1) Number required at the beginning of the year 2) Changes to requirements forecast during the year DEMAND

3) Total requirements at the end of the year (1+2) 4) Number available at the beginning of the year 5) Additions (transfers, promotion) SUPPLY 6) Separations (retirement, wastage, promotions out and other losses). 7) Total available at the end of years ( 4+ 5+ 6) 8) Deficit or surplus ( 3 -7) 9) Losses of those recruited during the year-Reconciliation of the above manpower needed. 10) Additional numbers needed during the year (8+9) 6. Formulating HR plans: Organizations operate in a changing environment. Consequently Human resources requirements also change continually. Changes in product mix, union agreements, competitive actions are some of the important things that need special attention. The human resource requirements identified along the procedure outlined in the above box need to be translated into concrete HR plans backed up by detailed policies programs and strategies (for recruitment, selection., training, promotion, retirement, replacement etc) 1. Recruitment plans: Will indicate the number and type of people required and whom they are needed for, special plans to recruit right people and how they are to be dealt with via the recruitment program. 2. Redeployment plan: Will indicate the programs for transferring or retraining existing employees for new jobs. 3.Redundancy plan: Will indicate who is redundant when and where the plans for retraining where this is possible and plans for golden handshake retrenchment lay off etc. 4. Training plan: Will indicate the number of trainees or apprentices required and the programs for recruiting; of training them, existing staff requiring training or refraining new courses to be developed or changes to be effected in existing courses 5. Productivity plan: Will indicate reasons for employees productivity or reducing employee costs through work simplification studies, mechanization productivity, bargaining incentives and profit sharing schemes , job redesign etc. 6. Retention plan: will indicate reasons for employee turnover and show strategies to avoid wastage through compensation policies , changes in work requirements and improvement in working conditions. 7. Control points: The entire manpower plan to be subjected to close monitoring from time to time . Control points be set up to find out deficiencies periodic updating of manpower inventory in the light of changing circumstances be undertaken to remove deficiencies and develop future plans.

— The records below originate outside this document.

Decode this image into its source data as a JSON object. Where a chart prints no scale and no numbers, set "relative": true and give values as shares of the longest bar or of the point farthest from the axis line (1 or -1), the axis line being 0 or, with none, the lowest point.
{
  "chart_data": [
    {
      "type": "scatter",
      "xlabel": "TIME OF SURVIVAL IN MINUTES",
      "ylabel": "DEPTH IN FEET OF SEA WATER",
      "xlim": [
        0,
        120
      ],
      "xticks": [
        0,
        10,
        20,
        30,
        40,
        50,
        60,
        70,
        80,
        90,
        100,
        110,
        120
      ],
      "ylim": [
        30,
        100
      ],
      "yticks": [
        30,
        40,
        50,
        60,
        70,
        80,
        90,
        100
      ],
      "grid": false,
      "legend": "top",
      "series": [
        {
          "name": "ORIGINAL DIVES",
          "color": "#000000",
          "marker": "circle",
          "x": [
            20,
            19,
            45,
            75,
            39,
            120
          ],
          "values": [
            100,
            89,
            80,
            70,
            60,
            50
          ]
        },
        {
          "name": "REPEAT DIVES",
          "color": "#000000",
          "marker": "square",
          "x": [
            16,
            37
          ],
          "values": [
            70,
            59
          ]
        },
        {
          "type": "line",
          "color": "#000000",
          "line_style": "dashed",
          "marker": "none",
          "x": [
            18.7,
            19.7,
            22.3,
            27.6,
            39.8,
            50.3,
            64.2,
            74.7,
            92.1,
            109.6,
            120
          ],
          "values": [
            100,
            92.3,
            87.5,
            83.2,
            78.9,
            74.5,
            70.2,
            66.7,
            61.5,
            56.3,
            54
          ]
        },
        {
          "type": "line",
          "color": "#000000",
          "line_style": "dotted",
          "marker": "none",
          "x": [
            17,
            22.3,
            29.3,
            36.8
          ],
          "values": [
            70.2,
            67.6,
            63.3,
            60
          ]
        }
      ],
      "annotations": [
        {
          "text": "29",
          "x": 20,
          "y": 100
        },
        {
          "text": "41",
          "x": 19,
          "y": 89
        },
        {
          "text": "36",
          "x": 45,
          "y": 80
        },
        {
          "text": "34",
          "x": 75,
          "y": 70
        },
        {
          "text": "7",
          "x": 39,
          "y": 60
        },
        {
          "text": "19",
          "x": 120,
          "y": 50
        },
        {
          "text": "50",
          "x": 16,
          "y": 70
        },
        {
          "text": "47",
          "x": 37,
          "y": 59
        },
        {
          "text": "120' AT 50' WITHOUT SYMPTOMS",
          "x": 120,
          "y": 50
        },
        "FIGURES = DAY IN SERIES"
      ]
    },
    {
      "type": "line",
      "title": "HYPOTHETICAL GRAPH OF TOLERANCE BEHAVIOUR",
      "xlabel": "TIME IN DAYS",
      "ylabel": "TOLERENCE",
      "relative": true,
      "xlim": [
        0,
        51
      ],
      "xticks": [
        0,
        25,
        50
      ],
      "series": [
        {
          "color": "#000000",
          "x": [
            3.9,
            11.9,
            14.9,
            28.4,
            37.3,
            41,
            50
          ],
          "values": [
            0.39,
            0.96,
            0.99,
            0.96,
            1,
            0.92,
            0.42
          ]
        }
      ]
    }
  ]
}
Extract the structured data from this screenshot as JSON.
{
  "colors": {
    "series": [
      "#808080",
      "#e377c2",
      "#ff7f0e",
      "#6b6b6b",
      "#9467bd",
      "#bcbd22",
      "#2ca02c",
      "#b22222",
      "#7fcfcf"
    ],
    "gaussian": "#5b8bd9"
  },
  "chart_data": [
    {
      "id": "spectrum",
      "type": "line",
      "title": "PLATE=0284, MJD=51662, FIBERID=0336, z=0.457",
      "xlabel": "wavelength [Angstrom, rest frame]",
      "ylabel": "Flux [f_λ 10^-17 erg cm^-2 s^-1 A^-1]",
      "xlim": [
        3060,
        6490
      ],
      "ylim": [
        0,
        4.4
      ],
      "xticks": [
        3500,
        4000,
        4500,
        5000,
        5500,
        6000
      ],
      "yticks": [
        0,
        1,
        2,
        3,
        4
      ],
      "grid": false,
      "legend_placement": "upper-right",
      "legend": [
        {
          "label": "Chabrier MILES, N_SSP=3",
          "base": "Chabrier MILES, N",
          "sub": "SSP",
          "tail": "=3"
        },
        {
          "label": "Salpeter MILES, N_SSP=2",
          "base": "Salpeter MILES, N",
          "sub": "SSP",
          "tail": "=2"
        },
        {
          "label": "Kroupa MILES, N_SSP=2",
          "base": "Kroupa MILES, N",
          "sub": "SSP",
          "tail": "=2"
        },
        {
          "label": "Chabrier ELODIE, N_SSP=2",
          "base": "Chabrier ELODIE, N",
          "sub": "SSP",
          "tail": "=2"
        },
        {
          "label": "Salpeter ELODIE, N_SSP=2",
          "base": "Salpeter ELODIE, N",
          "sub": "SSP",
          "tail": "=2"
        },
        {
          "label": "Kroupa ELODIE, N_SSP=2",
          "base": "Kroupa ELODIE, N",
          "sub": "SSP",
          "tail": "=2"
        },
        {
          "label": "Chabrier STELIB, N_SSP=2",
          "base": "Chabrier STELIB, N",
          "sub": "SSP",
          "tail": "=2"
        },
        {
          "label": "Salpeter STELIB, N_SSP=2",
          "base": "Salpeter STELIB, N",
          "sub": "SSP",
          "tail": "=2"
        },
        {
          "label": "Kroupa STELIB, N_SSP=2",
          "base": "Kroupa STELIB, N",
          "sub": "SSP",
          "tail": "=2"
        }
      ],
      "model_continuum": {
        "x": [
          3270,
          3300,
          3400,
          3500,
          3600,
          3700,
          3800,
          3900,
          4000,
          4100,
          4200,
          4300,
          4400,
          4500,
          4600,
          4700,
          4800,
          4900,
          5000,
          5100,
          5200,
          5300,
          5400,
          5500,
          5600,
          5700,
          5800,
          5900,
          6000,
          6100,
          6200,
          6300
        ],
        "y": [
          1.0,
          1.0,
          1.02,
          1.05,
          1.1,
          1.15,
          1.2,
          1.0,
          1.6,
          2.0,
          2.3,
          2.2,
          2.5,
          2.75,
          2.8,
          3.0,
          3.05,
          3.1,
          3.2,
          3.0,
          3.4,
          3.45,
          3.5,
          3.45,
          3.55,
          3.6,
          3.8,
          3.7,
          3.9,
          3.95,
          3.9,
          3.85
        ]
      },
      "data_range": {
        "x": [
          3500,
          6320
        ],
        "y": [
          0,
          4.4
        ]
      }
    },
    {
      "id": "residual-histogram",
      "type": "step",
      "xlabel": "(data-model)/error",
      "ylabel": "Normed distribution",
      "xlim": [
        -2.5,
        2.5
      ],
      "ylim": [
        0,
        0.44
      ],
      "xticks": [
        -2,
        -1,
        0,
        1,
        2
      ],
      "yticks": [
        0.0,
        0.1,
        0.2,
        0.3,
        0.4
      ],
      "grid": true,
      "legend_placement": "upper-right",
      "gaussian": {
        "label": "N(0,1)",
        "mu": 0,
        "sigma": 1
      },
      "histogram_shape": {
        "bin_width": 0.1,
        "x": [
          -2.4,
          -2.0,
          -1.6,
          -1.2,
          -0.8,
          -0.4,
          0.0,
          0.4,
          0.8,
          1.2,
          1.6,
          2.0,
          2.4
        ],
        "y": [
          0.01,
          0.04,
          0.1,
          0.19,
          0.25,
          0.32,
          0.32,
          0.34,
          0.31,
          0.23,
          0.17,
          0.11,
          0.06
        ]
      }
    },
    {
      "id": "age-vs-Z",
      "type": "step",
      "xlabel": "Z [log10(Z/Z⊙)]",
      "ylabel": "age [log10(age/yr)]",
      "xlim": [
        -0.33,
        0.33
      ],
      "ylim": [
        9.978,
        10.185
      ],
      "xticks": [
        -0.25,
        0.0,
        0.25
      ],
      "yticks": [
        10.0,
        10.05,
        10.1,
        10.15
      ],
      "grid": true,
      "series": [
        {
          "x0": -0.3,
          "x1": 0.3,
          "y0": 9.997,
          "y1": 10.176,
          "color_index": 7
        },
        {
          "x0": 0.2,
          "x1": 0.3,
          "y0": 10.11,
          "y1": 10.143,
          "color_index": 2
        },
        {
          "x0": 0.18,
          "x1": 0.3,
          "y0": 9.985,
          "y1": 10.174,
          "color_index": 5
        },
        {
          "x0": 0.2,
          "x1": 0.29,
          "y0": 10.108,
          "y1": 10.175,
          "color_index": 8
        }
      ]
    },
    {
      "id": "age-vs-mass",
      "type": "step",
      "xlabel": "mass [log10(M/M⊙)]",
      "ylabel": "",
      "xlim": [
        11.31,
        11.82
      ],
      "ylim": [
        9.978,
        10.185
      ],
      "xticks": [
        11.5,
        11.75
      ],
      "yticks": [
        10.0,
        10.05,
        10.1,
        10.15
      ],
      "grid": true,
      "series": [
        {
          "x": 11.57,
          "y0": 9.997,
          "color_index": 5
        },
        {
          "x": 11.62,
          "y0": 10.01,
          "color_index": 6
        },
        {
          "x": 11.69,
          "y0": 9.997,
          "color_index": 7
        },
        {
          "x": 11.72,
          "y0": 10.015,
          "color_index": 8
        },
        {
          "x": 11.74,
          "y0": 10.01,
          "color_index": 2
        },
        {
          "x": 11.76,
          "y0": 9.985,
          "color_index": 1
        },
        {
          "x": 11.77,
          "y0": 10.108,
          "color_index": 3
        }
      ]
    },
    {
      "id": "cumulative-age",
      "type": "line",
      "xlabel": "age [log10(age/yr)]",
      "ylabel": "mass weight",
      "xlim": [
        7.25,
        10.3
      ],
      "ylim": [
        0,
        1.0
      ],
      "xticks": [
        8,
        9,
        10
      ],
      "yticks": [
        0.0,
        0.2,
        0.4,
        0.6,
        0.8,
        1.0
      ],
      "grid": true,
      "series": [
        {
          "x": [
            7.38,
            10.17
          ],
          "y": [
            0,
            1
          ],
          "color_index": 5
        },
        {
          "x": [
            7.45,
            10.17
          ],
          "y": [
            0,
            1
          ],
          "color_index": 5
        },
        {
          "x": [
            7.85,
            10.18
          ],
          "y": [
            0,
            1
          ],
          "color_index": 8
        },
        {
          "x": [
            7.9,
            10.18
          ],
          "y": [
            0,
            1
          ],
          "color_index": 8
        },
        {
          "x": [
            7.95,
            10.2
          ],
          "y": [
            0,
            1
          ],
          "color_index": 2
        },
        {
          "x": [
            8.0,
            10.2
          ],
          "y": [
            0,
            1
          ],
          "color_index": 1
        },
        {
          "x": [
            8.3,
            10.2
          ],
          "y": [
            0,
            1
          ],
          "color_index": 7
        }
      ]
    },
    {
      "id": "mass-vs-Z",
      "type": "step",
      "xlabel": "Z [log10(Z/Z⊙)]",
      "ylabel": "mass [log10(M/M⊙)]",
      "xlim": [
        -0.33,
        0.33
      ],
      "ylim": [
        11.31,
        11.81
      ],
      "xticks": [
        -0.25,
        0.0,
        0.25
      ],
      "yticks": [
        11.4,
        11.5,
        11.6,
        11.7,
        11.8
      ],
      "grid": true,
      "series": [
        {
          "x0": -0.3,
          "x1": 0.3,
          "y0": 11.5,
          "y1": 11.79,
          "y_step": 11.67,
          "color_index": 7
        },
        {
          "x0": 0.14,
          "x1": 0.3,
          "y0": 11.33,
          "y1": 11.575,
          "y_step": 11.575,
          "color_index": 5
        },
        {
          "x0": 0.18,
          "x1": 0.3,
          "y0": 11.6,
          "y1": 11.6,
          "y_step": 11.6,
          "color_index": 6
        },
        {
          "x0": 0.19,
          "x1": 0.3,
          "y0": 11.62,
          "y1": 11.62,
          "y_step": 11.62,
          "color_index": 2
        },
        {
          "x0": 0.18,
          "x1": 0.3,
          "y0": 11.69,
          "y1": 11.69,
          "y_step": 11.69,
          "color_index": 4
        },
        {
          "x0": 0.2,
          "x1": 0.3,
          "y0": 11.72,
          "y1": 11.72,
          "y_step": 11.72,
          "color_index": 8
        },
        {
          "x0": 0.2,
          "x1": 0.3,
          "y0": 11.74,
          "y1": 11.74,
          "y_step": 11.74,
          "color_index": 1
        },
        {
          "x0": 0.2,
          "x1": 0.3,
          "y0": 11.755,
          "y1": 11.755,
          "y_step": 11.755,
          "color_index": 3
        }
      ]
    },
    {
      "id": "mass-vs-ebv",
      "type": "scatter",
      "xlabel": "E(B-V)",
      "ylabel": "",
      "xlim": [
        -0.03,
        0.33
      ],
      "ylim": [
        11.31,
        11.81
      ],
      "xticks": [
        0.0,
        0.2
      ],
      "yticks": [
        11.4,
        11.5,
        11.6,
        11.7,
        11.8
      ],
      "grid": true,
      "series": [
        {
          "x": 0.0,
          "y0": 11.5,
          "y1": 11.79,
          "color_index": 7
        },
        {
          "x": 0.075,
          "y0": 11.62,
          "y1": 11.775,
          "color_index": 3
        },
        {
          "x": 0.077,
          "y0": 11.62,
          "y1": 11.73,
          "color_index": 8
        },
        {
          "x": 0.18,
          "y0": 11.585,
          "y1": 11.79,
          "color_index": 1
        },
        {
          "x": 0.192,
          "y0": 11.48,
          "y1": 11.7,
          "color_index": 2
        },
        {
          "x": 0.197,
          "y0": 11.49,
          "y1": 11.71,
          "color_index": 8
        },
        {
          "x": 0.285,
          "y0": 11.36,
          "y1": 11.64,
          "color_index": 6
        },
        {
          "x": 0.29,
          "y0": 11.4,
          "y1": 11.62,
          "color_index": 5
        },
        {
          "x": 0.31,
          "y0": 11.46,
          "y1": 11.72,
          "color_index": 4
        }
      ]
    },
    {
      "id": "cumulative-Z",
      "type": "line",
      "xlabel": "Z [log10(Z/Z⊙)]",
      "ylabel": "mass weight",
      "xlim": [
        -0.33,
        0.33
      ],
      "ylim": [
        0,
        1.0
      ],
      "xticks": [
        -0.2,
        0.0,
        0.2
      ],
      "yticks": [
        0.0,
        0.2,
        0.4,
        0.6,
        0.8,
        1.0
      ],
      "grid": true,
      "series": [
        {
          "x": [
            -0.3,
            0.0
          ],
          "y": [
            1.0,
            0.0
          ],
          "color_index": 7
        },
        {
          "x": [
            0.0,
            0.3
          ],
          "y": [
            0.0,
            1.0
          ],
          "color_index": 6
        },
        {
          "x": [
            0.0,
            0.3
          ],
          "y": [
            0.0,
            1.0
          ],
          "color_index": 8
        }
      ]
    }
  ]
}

Effectiveness of Human resource Planning: 1. Objectives: The Hr plan should fit with the overall objectives of the organisation. 2. Top Management support: To meet the changing needs of the organisation, there should be support of the Top Management. 3. Employee skills Inventory: Upto date employee skill inventory should be maintained by the org. Tis can be done with in the form of Markov Analysis, skill inventory table etc. 4. HRIS: Implement computer technology to maintain Human skill inventory. 5. Coordination: Procurement, promotion and retention plans must be integrated properly.